As home prices rise by double-digit margins year over year, homeowners are increasingly viewing selling favorably. Consumers reported a significantly more positive view of homeselling conditions month over month in January, jumping 16 percentage points on net, according to Fannie Mae’s Home Purchase Sentiment Index, based on a survey of 1,000 consumers.

“Overall, the index’s monthly increase was driven largely by a substantial jump in the share of consumers reporting that it’s a good time to sell a home, with many citing favorable mortgage rates, high home prices, and low housing inventory as their primary rationale,” says Doug Duncan, Fannie Mae’s chief economist. “Among owners and higher-income groups, however, the other five components of the index remained relatively flat or slightly negative, suggesting to us that some consumers are waiting to gauge the effectiveness of any new fiscal policies and vaccination distribution programs on both housing and the larger economy.”
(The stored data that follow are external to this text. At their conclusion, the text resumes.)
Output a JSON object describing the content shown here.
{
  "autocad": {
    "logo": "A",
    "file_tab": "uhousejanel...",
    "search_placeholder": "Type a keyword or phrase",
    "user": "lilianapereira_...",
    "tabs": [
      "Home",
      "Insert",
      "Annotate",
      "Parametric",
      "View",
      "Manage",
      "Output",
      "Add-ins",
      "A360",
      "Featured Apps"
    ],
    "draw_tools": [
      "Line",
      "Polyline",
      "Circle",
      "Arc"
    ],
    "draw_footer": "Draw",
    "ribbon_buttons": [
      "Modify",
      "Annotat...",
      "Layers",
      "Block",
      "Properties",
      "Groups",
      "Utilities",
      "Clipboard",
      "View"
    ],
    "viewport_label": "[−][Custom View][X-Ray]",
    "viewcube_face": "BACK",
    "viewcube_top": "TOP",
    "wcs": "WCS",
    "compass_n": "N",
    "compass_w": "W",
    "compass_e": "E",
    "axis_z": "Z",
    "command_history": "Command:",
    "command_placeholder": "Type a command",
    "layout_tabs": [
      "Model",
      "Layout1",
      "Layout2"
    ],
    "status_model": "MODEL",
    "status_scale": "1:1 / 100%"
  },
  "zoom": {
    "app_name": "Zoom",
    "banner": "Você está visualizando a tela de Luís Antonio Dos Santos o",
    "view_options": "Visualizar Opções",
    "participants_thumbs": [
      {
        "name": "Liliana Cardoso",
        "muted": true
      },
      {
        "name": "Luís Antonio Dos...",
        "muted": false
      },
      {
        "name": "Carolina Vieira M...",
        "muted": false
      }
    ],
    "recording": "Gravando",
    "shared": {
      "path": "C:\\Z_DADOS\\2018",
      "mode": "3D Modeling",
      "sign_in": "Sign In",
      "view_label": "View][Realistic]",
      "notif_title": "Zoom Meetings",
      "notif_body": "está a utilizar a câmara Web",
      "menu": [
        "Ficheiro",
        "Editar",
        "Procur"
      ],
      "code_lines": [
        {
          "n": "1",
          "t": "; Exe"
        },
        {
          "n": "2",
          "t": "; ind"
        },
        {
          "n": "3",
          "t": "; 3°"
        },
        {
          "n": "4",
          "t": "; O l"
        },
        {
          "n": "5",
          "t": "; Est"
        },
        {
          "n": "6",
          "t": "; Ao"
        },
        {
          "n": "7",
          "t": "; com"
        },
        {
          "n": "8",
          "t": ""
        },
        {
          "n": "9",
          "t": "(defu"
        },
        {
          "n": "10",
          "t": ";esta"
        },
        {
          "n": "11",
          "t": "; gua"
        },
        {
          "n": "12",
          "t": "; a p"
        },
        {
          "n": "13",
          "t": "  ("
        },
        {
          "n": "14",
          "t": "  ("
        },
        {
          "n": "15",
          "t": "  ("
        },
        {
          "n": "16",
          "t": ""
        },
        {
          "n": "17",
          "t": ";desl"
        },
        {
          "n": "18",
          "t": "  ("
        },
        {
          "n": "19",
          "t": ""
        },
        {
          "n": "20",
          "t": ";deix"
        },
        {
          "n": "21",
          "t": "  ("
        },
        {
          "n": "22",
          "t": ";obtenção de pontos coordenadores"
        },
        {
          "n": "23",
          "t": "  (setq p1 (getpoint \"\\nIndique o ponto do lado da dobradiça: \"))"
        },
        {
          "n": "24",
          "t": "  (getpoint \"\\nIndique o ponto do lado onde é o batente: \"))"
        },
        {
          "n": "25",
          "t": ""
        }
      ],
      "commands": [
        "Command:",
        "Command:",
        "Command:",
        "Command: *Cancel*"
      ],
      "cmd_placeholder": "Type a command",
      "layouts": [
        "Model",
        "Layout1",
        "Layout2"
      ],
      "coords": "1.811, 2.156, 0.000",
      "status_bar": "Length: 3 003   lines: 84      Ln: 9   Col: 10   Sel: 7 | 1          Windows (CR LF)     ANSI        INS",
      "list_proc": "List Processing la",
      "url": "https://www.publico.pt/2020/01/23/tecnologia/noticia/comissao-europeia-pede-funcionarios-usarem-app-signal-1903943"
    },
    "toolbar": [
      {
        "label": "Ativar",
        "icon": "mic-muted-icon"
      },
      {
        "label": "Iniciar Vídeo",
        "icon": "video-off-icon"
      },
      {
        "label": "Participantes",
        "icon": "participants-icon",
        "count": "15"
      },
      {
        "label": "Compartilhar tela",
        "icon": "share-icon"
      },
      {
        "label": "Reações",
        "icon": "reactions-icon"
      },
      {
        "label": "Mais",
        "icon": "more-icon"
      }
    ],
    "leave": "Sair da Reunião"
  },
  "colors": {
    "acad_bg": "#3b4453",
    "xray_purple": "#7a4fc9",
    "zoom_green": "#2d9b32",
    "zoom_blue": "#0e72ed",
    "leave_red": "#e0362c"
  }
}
Duncan notes that lower-income and renter groups were more optimistic in January across nearly all of the index’s components. “We will pay close attention to see if this newfound optimism develops into a trend, which could indicate either that some demographics who have been negatively impacted by the pandemic may be starting to feel the economic recovery or that this is a response to the additional stimulus enacted in December,” Duncan says.

More highlights from the January index reading:

  • 52% of consumers say it’s a good time to buy a home, mostly unchanged from December 2020.
  • 57% of consumers say it is a good time to sell a home, increasing from 50% the month prior.
  • 41% of consumers believe home prices will go up over the next 12 months.
  • 75% of consumers say they are not concerned about losing their job in the next 12 months, unchanged from December 2020.
  • 21% of consumers say their household income is significantly higher than it was 12 months ago, while the percentage who say their household income is significantly lower decreased to 14%. Sixty-four percent of consumers say their household income is about the same.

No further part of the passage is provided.